GWASdb: a database for human genetic variants identified by genome-wide association studies

Recent advances in genome-wide association studies (GWAS) have enabled us to identify thousands of genetic variants (GVs) that are associated with human diseases. As next-generation sequencing technologies become less expensive, more GVs will be discovered in the near future. Existing databases, such as NHGRI GWAS Catalog, collect GVs with only genome-wide level significance. However, many true disease susceptibility loci have relatively moderate P values and are not included in these databases. We have developed GWASdb that contains 20 times more data than the GWAS Catalog and includes less significant GVs (P < 1.0 × 10−3) manually curated from the literature. In addition, GWASdb provides comprehensive functional annotations for each GV, including genomic mapping information, regulatory effects (transcription factor binding sites, microRNA target sites and splicing sites), amino acid substitutions, evolution, gene expression and disease associations.
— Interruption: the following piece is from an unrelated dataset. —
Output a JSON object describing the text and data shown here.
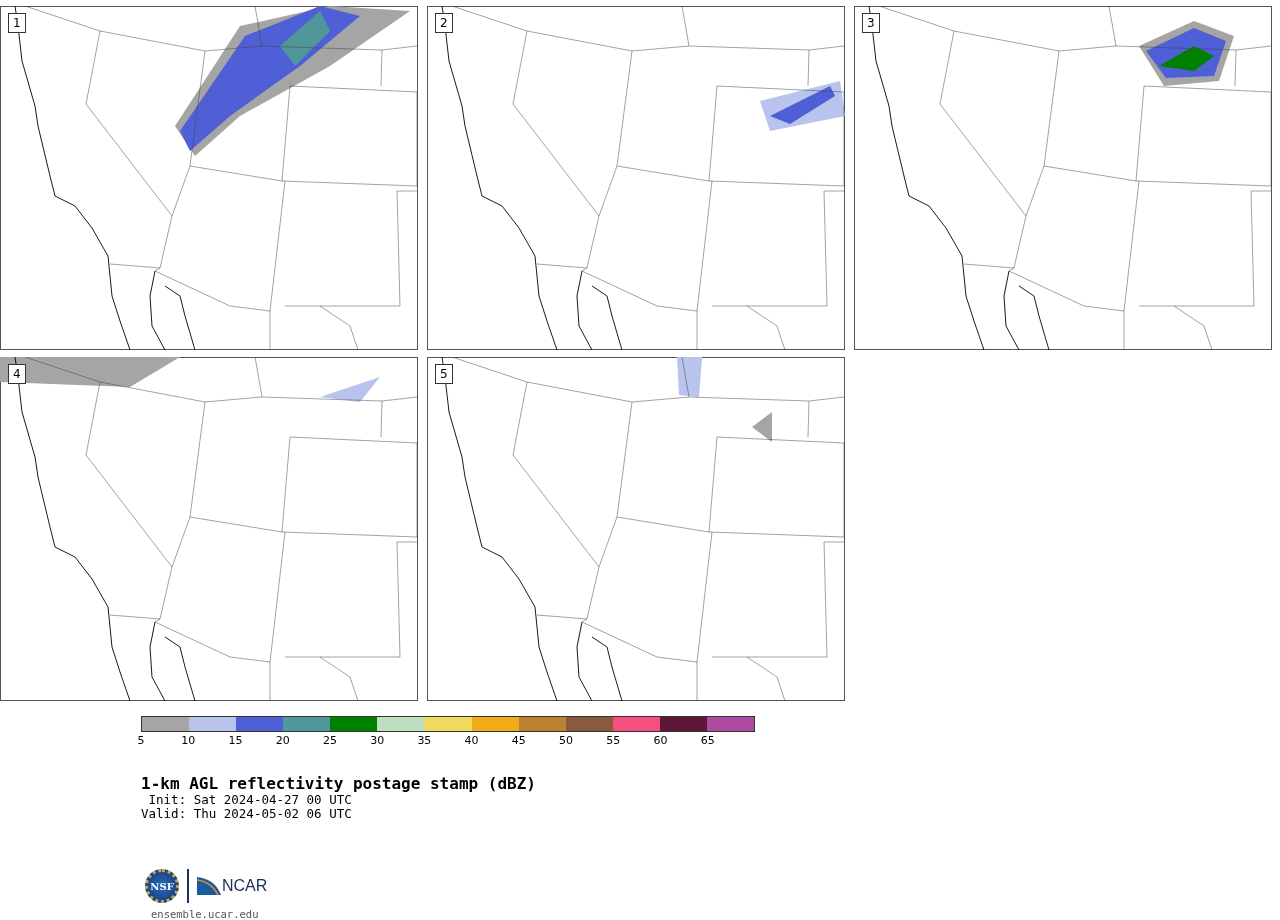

Furthermore, GWASdb classifies these GVs according to diseases using Disease-Ontology Lite and Human Phenotype Ontology. It can conduct pathway enrichment and PPI network association analysis for these diseases. GWASdb provides an intuitive, multifunctional database for biologists and clinicians to explore GVs and their functional inferences. It is freely available at http://jjwanglab.org/gwasdb and will be updated frequently.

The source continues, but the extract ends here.